With $28,000 in student loan debt when he graduated from college last spring, Patrick O'Keefe took a step that not many students would take when looking to get out of debt: He signed up for a 30-year mortgage to buy a house.
Earning a good annual salary of $52,000, O'Keefe qualified for a loan to buy a $154,900 house in Baltimore, Maryland, by lowering his debt-to-income ratio through an unusual but smart decision, according to mortgage experts - going to graduate school, which allows a student to defer paying student loans and doesn't count as debt when applying for a home loan.
O'Keefe, 22, also made other smart decisions, including cutting expenses, getting a co-signer for the mortgage loan, having a steady job and plans to start making some student loan payments soon.
Here's a look at what he did, along with five tips on how to prepare for buying a home when you have student loan debt:
1 - Have low debt
Banks will look at any debt that is for 10 months or more, such as credit card, car and alimony payments, says Joe Parsons, a senior loan officer at PFS Funding, a mortgage banker in Dublin, CA. A low debt-to-income ratio - which is basically debt divided by income and can be done on an online calculator - should be no more than 50% for a conventional loan and 55% for an FHA loan, Parsons says.
To unload some debt, students shouldn't have a car loan and should instead buy a car they can afford, he says.

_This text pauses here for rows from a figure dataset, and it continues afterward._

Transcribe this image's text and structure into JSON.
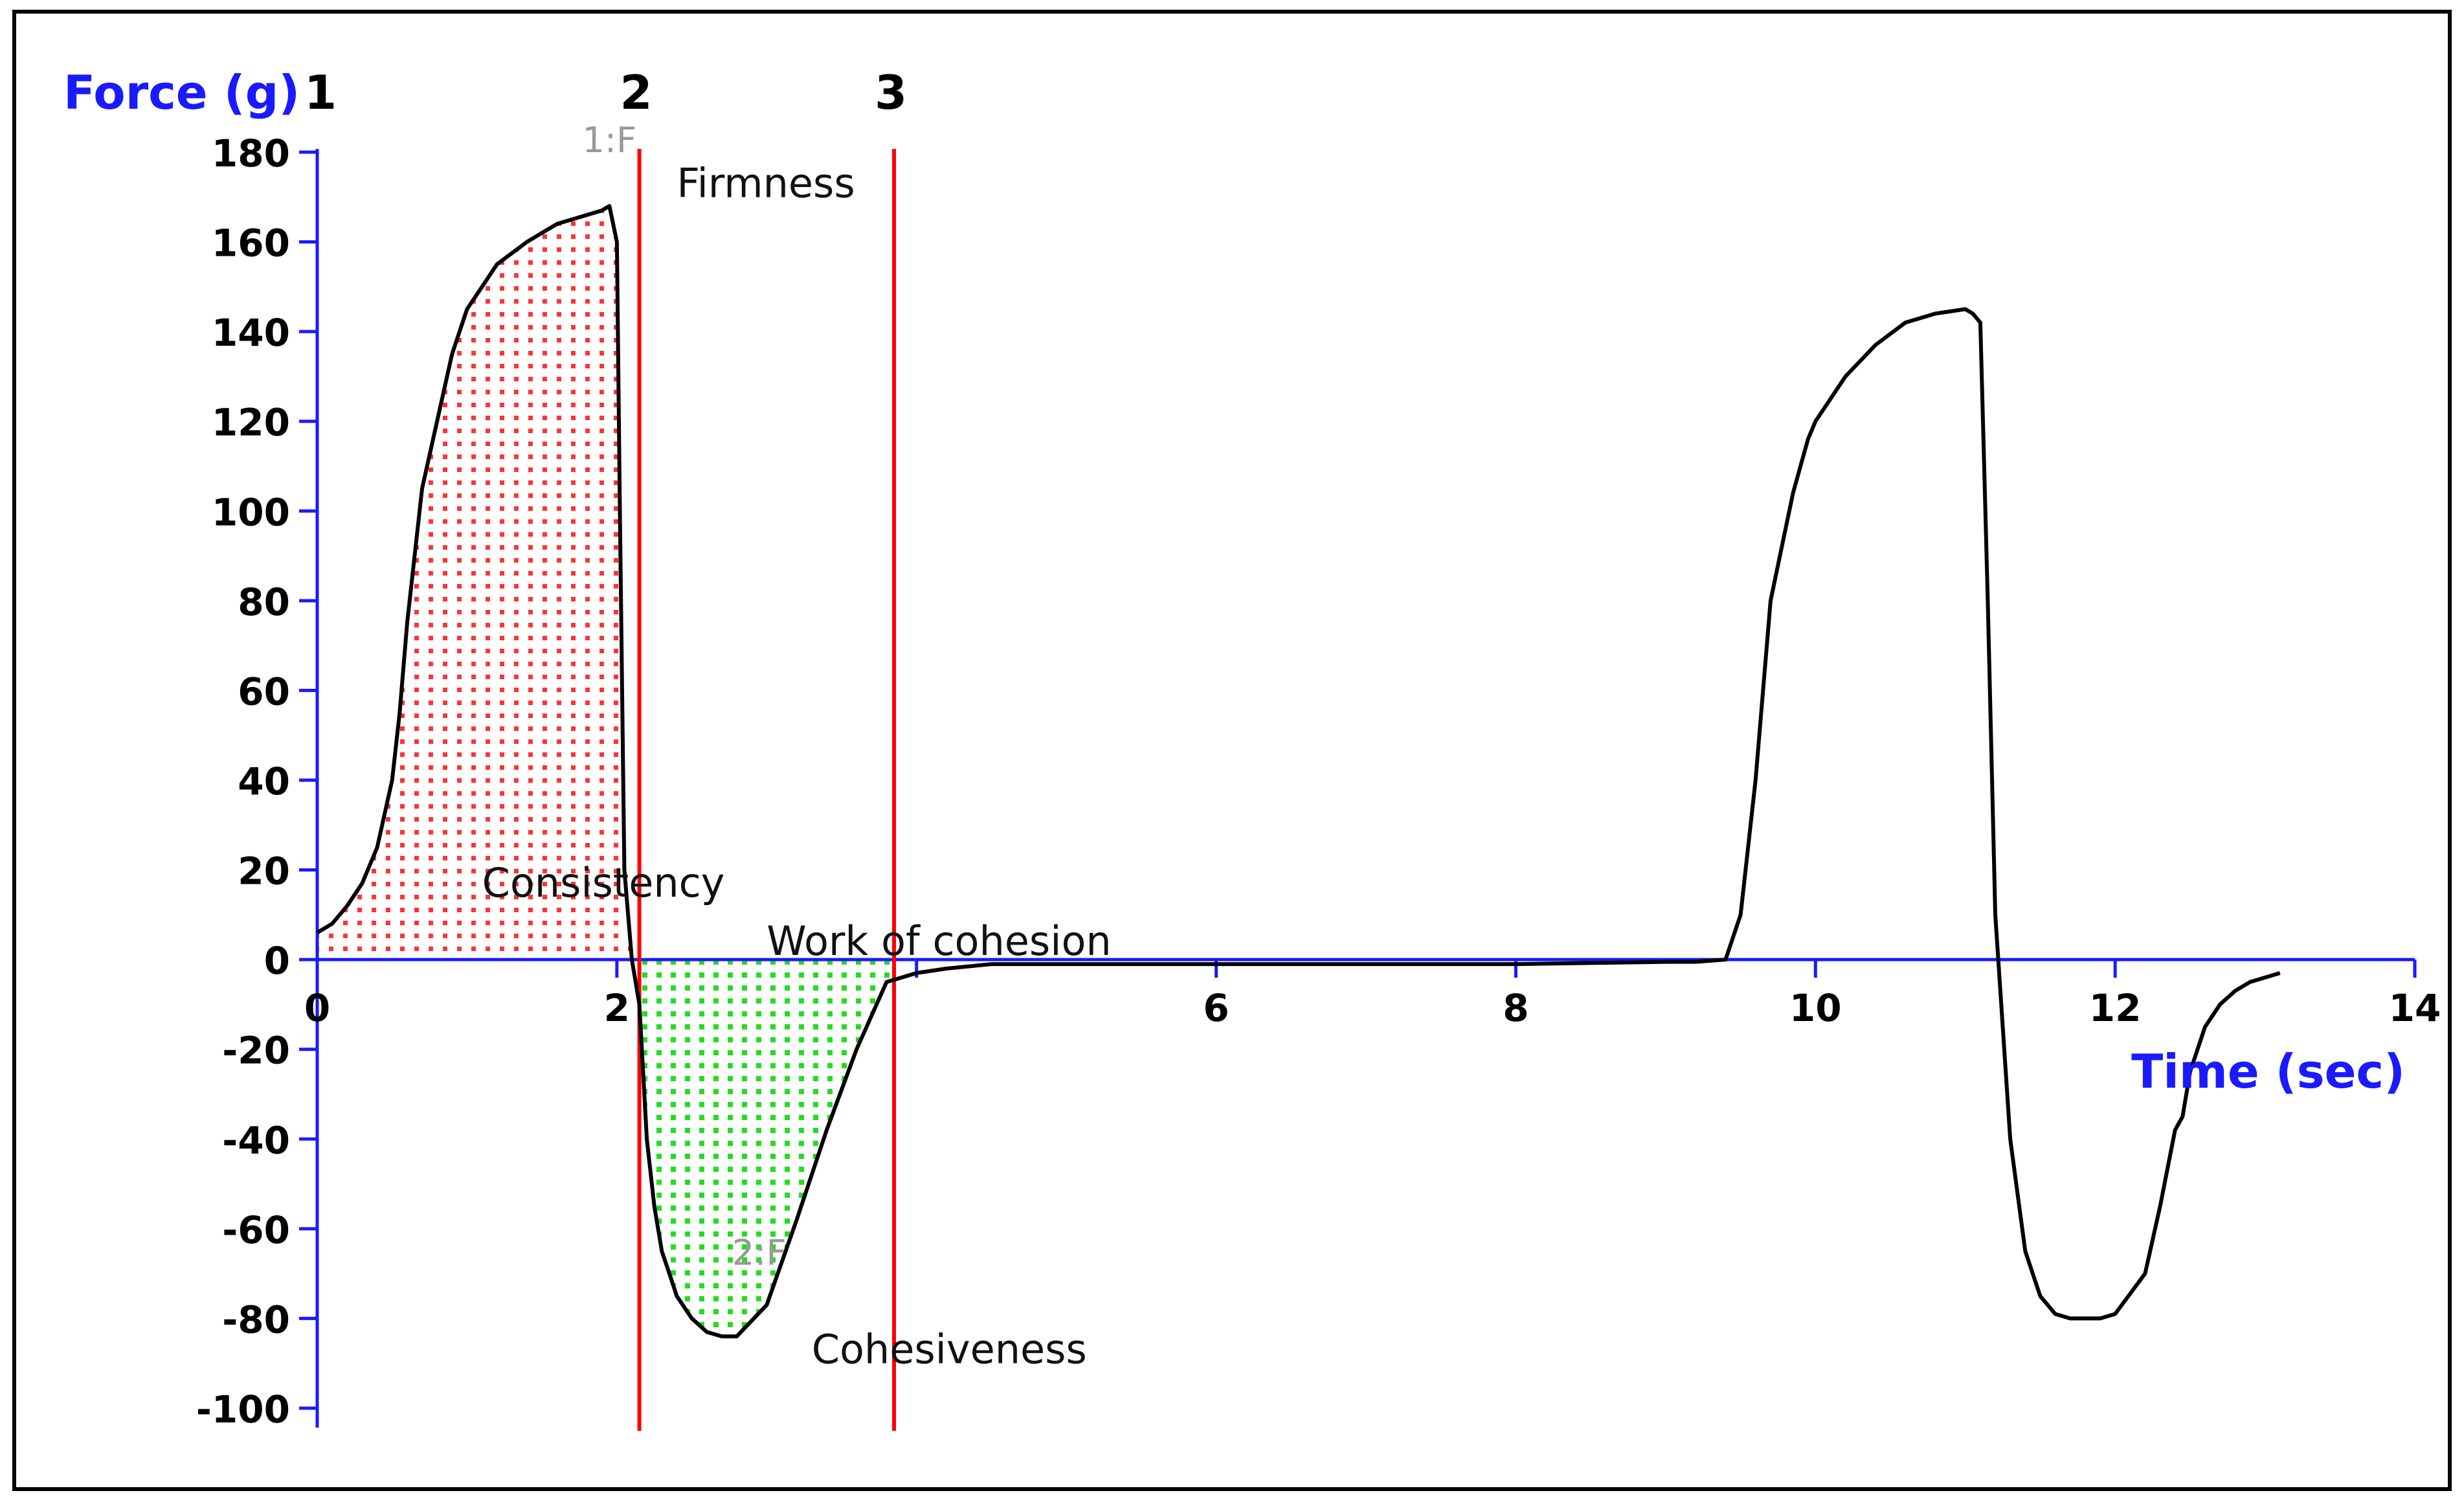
{
  "chart_data": {
    "type": "line",
    "xlabel": "Time (sec)",
    "ylabel": "Force (g)",
    "xlim": [
      0,
      14
    ],
    "ylim": [
      -100,
      180
    ],
    "x_ticks": [
      0,
      2,
      4,
      6,
      8,
      10,
      12,
      14
    ],
    "x_tick_labels": [
      "0",
      "2",
      "",
      "6",
      "8",
      "10",
      "12",
      "14"
    ],
    "y_ticks": [
      180,
      160,
      140,
      120,
      100,
      80,
      60,
      40,
      20,
      0,
      -20,
      -40,
      -60,
      -80,
      -100
    ],
    "y_tick_labels": [
      "180",
      "160",
      "140",
      "120",
      "100",
      "80",
      "60",
      "40",
      "20",
      "0",
      "-20",
      "-40",
      "-60",
      "-80",
      "-100"
    ],
    "grid": false,
    "series": [
      {
        "x": [
          0,
          0.1,
          0.2,
          0.3,
          0.4,
          0.5,
          0.55,
          0.6,
          0.65,
          0.7,
          0.8,
          0.9,
          1.0,
          1.1,
          1.2,
          1.4,
          1.6,
          1.8,
          1.9,
          1.95,
          2.0,
          2.02,
          2.05,
          2.1,
          2.15,
          2.2,
          2.25,
          2.3,
          2.35,
          2.4,
          2.5,
          2.6,
          2.7,
          2.8,
          3.0,
          3.2,
          3.4,
          3.6,
          3.8,
          3.9,
          4.0,
          4.2,
          4.5,
          5.0,
          6.0,
          7.0,
          8.0,
          9.0,
          9.2,
          9.4,
          9.5,
          9.6,
          9.7,
          9.8,
          9.85,
          9.9,
          9.95,
          10.0,
          10.2,
          10.4,
          10.6,
          10.8,
          11.0,
          11.05,
          11.1,
          11.15,
          11.2,
          11.3,
          11.4,
          11.5,
          11.6,
          11.7,
          11.8,
          11.9,
          12.0,
          12.2,
          12.3,
          12.4,
          12.45,
          12.5,
          12.6,
          12.7,
          12.8,
          12.9,
          13.0,
          13.1
        ],
        "y": [
          6,
          8,
          12,
          17,
          25,
          40,
          55,
          75,
          90,
          105,
          120,
          135,
          145,
          150,
          155,
          160,
          164,
          166,
          167,
          168,
          160,
          100,
          20,
          0,
          -10,
          -40,
          -55,
          -65,
          -70,
          -75,
          -80,
          -83,
          -84,
          -84,
          -77,
          -58,
          -38,
          -20,
          -5,
          -4,
          -3,
          -2,
          -1,
          -1,
          -1,
          -1,
          -1,
          -0.5,
          -0.5,
          0,
          10,
          40,
          80,
          96,
          104,
          110,
          116,
          120,
          130,
          137,
          142,
          144,
          145,
          144,
          142,
          80,
          10,
          -40,
          -65,
          -75,
          -79,
          -80,
          -80,
          -80,
          -79,
          -70,
          -55,
          -38,
          -35,
          -25,
          -15,
          -10,
          -7,
          -5,
          -4,
          -3
        ]
      }
    ],
    "cursor_lines": [
      {
        "label": "1",
        "x": 0
      },
      {
        "label": "2",
        "x": 2.15
      },
      {
        "label": "3",
        "x": 3.85
      }
    ],
    "shaded_regions": [
      {
        "x_start": 0,
        "x_end": 2.15,
        "color": "#ff3333",
        "pattern": "dotted"
      },
      {
        "x_start": 2.15,
        "x_end": 3.85,
        "color": "#22dd22",
        "pattern": "dotted"
      }
    ],
    "annotations": [
      {
        "text": "Firmness",
        "x": 2.4,
        "y": 170
      },
      {
        "text": "Consistency",
        "x": 1.1,
        "y": 14
      },
      {
        "text": "Work of cohesion",
        "x": 3.0,
        "y": 1
      },
      {
        "text": "Cohesiveness",
        "x": 3.3,
        "y": -90
      },
      {
        "text": "1:F",
        "x": 1.95,
        "y": 180
      },
      {
        "text": "2:F",
        "x": 2.95,
        "y": -68
      }
    ],
    "colors": {
      "axis": "#1a1aff",
      "curve": "#000000",
      "cursor": "#ff0000",
      "red_fill": "#ff3333",
      "green_fill": "#22dd22",
      "marker_label": "#999999"
    }
  }
}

They should also pay off any credit card debt if they can, he says.
O'Keefe already lives frugally and leases a car, cutting his consumer debt considerably.
2 - Have income
Having a job to pay for a mortgage goes without saying, but loan applicants should be sure to list all of the income beyond a stable salary, Parsons says. that includes rental income, alimony received and child support.
In the year O'Keefe has been working as a marketing sales associate, he's received promotions and raises, and is in a stable job. "I think I'm in a good situation, considering the circumstances because each job I've had I've saved up pretty well," he says.
3 - Go back to school
Going back to college to get a master's degree will cost O'Keefe more money, but it will allow him to defer $28,000 in student loans until 2017. He doesn't expect to take on more student loans while getting the advanced degree, and plans on starting to pay down some of the interest on some of the loans in the fall.
By deferring the loans - which can be done for at least two years - returning students don't have to count the student loans as debt, which will lower their debt-to-income ratio, Parsons says.
4 - Get a co-signer
A parent or relative can co-sign for a mortgage loan, making them responsible for payments if the young homeowner doesn't make them. The parents' income and liabilities are factored into the loan calculation, which should make it easier to get the loan.
O'Keefe's uncle co-signed his home loan, putting his uncle on the spot if O'Keefe doesn't make the $1,050 monthly payment.
5 - Buy a home you can afford
Even for students who aren't earning much money, buying a home can make more financial sense than paying rent, Parsons says.
"It costs less to own a house on a monthly basis than to rent the same place," even when insurance, maintenance and other costs are included, he says. Mortgage interest can be written off on most tax returns, which drops the cost of homeownership, he says.
O'Keefe is buying what he calls "good value at a good time," and his mortgage is about $250 less per month than what he'd be paying in rent. The 3.25% interest rate he's paying on a 30-year fixed mortgage should be paying rent increases, he says.
If things get really bad and he loses his job, O'Keefe figures he'll still be better off as a homeowner than as a renter. He has a simple backup plan if he's in a pinch for cash - rent out one of the four rooms in his house.